Ms Rayment told the Tribunal that:[51]
… I do agree that [AB] has … an available and responsive, well two available and responsive caregivers that are both equally able to meet [AB’s] needs and both willing to cooperate in a transition. So, I think it probably couldn't get much better unless [AB] didn't have a history of prior separation. That would be the only circumstances that would make this lower risk. All of the things I think are in place that would enable a well-planned transition. As I said though, that will reduce risk, but it doesn't reduce risk to zero.
[51] Transcript, 7 November 2023, p 79; Appeal Book p 251.

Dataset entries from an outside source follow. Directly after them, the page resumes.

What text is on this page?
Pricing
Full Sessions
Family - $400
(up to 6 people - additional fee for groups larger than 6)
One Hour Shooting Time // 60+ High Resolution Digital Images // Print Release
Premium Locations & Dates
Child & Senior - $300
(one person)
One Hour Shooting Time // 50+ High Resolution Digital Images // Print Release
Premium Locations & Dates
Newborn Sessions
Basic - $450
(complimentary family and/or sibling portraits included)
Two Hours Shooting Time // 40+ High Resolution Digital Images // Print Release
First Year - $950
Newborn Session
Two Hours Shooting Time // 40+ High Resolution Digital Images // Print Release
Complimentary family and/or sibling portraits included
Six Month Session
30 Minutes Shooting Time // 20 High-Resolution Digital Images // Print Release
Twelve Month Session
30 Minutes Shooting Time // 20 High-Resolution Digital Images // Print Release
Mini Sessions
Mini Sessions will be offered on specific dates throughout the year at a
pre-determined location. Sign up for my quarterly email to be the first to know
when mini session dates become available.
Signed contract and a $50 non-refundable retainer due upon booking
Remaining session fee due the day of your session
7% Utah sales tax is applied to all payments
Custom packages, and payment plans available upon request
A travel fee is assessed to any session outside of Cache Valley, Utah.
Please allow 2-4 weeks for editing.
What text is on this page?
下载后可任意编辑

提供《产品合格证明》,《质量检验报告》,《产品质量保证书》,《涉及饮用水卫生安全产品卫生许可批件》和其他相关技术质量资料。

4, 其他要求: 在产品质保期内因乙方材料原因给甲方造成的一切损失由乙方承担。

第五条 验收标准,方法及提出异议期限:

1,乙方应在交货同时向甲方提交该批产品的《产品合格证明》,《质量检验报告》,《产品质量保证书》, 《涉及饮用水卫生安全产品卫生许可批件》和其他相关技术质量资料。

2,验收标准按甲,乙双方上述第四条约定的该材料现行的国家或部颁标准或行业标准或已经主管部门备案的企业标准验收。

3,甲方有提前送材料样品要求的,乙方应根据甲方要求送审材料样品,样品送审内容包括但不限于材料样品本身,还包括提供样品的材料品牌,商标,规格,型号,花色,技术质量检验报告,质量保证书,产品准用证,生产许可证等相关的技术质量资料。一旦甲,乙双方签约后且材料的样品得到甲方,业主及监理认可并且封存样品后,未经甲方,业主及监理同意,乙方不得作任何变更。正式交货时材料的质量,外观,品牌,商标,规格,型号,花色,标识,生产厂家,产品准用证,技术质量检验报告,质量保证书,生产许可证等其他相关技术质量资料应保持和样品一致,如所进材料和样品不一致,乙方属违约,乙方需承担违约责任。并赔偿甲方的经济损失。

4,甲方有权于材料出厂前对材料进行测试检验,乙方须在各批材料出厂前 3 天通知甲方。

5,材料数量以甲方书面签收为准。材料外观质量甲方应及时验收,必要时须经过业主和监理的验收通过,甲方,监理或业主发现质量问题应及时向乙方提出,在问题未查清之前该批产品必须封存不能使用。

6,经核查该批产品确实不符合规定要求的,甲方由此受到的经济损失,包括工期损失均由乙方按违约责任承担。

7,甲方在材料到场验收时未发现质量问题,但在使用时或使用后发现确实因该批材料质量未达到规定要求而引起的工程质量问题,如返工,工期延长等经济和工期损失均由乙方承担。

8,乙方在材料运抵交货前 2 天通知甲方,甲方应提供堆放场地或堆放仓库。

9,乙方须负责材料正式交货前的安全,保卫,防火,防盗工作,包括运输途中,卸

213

Ultimately, the Tribunal made a finding that the transition process would be reasonable given the personal characteristics of the parties, and this was a mitigating factor when assessing the risk of harm to AB should her placement with the appellant be disrupted. Notwithstanding there was no evidence of the detail of the transition process, as this was yet to be determined and necessarily had to await the outcome of the proceedings, there was no error by the Tribunal in making those findings as to the likelihood of success of the transition process.
We refuse leave to appeal on this ground.
Ground 8
Under this appeal ground, the appellant relies on the cumulative effect of the errors particularised in the other grounds. Framed in this way, this appeal ground must necessarily be rejected.
The appellant also contends that the Tribunal’s orders were not reasonably open or plainly wrong.
This was a difficult and finely balanced matter as the Tribunal so found. There were two suitable placements for AB available to the Department who would both provide excellent and loving care to AB. The Tribunal conducted a thorough hearing admitting further oral and written evidence. For the reasons outlined above, the Tribunal made no House v The King process error. They provided thorough and clear reasons for their ultimate orders. On a consideration of the whole of the evidence, we are satisfied that it was reasonably open to the Tribunal to be satisfied that the correct and preferable decision was to place AB in the care of her paternal aunt.
We refuse leave on this ground of appeal.
Conclusion
For those reasons, we grant leave to appeal on grounds 2, 3, 4, 5 and dismiss the appeal.